Amid diversity and distinctiveness, our feelings, thoughts, and judgements are increasingly shaped by what might be called a “collage-based mode of existence.” We are ever more lost in an enormous and seemingly endless jungle of information, created with vastly different intentions and in vastly different forms. The torrent of information is overwhelming—not only in the printed press, on television, and on the radio, but now also on the internet, where everyone is pushing out words.

As a kind of protest—and perhaps by instinct—I cut up this vast ocean of text and try to shape something to my own liking, a new construction that also captures the spirit of the age. It’s a daunting task to sift out a few gems from this gigantic hyperproduction of information—those few rare pieces that truly hold value, that enrich and elevate an intellectual like myself. (It’s a bit like the work of the old-time gold prospectors: much toil, little result.)

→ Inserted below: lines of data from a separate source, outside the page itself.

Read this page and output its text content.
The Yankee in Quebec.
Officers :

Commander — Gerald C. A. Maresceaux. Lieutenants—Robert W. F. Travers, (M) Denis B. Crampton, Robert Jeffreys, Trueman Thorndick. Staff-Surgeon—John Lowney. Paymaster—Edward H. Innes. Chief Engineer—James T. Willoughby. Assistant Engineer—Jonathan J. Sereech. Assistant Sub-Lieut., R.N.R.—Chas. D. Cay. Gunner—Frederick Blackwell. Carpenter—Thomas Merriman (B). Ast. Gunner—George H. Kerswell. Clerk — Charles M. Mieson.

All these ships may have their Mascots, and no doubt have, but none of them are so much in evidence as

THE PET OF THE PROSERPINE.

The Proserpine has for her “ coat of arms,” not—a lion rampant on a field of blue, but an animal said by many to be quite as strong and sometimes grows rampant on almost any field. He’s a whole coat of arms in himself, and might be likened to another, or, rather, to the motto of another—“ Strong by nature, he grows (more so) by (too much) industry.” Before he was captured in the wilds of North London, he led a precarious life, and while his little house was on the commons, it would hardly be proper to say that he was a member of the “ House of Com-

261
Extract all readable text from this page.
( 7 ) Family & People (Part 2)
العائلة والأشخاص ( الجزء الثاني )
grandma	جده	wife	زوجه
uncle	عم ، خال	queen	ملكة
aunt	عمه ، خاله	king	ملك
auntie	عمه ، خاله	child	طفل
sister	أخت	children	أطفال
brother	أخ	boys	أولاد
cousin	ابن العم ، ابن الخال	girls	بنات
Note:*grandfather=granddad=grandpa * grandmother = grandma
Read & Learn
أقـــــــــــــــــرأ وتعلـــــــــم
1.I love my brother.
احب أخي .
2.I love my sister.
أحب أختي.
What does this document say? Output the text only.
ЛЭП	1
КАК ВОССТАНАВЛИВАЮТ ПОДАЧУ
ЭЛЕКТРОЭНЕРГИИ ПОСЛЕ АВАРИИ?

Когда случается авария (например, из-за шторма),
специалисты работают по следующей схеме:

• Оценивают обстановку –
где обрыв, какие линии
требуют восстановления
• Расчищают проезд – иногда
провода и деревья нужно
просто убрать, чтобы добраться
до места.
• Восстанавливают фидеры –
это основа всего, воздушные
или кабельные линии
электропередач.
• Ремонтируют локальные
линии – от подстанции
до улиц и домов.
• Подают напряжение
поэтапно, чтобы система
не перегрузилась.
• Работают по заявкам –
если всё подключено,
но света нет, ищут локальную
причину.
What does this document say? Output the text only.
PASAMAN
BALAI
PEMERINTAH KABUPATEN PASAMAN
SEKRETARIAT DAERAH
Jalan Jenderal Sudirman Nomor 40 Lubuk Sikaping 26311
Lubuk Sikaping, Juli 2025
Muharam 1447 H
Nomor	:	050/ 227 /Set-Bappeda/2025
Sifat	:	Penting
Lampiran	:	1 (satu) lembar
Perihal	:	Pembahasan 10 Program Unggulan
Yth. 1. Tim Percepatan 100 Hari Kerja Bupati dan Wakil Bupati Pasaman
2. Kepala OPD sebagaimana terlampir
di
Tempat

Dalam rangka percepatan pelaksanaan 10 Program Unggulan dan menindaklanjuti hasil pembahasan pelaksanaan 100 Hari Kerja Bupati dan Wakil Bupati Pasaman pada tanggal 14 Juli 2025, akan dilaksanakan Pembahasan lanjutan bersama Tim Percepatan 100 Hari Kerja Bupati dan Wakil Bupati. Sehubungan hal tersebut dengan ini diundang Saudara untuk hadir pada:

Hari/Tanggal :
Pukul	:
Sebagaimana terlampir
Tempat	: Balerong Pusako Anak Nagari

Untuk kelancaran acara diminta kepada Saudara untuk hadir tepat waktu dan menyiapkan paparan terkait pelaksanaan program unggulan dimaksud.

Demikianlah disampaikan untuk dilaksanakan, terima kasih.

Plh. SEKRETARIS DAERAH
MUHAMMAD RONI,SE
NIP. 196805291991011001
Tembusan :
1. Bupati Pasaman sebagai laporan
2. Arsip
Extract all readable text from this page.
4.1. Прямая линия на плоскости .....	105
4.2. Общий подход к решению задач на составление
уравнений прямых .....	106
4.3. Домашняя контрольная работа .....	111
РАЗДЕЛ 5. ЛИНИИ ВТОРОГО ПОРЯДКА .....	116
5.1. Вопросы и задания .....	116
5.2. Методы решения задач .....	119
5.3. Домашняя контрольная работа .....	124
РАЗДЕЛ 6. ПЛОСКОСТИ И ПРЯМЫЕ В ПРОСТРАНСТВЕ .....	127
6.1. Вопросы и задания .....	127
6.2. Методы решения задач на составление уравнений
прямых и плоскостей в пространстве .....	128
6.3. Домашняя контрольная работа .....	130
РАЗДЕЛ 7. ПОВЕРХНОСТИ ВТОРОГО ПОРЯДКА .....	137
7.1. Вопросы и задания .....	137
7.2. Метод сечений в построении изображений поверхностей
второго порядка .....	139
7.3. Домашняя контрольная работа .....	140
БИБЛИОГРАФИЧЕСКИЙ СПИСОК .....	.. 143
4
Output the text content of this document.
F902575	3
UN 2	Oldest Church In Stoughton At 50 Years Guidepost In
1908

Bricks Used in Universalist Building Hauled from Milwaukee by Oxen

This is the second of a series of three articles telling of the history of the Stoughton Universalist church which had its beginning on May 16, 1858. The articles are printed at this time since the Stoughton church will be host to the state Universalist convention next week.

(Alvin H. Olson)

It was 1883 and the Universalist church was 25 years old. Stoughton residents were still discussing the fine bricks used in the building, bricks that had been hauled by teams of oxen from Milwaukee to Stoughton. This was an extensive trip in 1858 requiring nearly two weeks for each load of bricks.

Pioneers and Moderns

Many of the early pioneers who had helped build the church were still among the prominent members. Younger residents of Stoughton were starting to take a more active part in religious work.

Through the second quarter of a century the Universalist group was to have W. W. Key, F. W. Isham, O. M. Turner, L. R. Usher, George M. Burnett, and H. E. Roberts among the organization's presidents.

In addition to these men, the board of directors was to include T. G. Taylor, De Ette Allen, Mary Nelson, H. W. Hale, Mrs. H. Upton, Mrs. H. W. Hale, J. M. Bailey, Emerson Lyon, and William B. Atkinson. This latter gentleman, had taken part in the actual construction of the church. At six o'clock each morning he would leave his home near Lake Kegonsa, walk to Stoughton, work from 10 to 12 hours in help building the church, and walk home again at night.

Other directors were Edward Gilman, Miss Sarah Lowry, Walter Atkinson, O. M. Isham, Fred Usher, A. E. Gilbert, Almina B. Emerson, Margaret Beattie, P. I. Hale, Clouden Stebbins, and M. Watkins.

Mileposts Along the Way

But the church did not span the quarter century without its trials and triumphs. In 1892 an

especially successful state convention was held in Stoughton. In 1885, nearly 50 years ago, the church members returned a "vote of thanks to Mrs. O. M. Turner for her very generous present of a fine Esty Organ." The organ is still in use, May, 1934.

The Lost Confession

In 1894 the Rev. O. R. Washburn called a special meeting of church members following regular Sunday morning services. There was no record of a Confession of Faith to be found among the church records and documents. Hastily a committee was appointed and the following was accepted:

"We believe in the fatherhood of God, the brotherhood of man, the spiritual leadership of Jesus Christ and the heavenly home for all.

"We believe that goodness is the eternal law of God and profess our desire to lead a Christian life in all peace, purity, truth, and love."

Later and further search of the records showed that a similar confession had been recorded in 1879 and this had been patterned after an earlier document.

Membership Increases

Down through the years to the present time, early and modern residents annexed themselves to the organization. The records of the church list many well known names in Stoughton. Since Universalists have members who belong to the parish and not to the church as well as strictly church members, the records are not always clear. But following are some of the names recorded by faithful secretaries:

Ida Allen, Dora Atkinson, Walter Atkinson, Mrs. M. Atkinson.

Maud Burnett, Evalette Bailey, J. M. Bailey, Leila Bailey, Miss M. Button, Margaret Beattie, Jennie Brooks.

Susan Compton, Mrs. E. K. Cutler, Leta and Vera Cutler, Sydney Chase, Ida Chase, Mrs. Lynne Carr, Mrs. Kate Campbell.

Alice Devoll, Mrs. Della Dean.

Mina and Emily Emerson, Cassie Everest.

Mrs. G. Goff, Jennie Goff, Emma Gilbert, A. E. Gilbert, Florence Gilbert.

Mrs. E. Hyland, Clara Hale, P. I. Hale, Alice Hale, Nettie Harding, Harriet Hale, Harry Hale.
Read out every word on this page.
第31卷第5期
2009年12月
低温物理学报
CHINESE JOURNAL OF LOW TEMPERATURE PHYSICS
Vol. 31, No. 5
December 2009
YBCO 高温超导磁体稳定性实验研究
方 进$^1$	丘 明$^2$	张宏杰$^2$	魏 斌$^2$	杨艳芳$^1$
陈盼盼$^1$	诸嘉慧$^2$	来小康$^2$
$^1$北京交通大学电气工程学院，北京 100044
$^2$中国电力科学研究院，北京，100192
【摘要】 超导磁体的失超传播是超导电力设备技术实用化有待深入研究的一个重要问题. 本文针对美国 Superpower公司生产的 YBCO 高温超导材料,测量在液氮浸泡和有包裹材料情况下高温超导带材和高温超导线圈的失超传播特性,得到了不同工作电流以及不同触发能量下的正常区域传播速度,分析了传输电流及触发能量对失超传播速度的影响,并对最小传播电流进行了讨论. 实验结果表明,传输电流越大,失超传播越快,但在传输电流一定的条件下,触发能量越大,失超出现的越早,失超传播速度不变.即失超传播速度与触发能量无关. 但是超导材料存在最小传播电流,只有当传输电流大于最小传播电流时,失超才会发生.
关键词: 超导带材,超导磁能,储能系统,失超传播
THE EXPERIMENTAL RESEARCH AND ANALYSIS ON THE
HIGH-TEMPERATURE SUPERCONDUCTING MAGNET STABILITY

Yet human curiosity and attention rush ever onward. Still more information floods in. The temporality of the moving image makes the viewer—immersed in a deluge of visual stimuli—increasingly impatient. One of the most radical experiences of contemporary perception is the challenge of dealing with speed and acceleration, which condemns us to a kind of “mosaic-consciousness.”

As Hölderlin once wrote to his brother: “The more threateningly the abyss of Nothingness yawns around us, or the more we are pursued and consumed by the shapeless multitude of human affairs—devoid of soul and love—the more passionately, fervently, and forcefully we must resist.”

From time to time, I turn and face the tidal wave—I try to swim against the current. In these moments, I collect materials, sift, sort, cut—and construct my own little “collage-world” in which I feel at home. “Something within me makes this so,” as Catullus might say. In contrast to the so-called “use paradigm,” I look at reality with a critical eye. My collages, then, can be seen as instinctive, countercultural responses.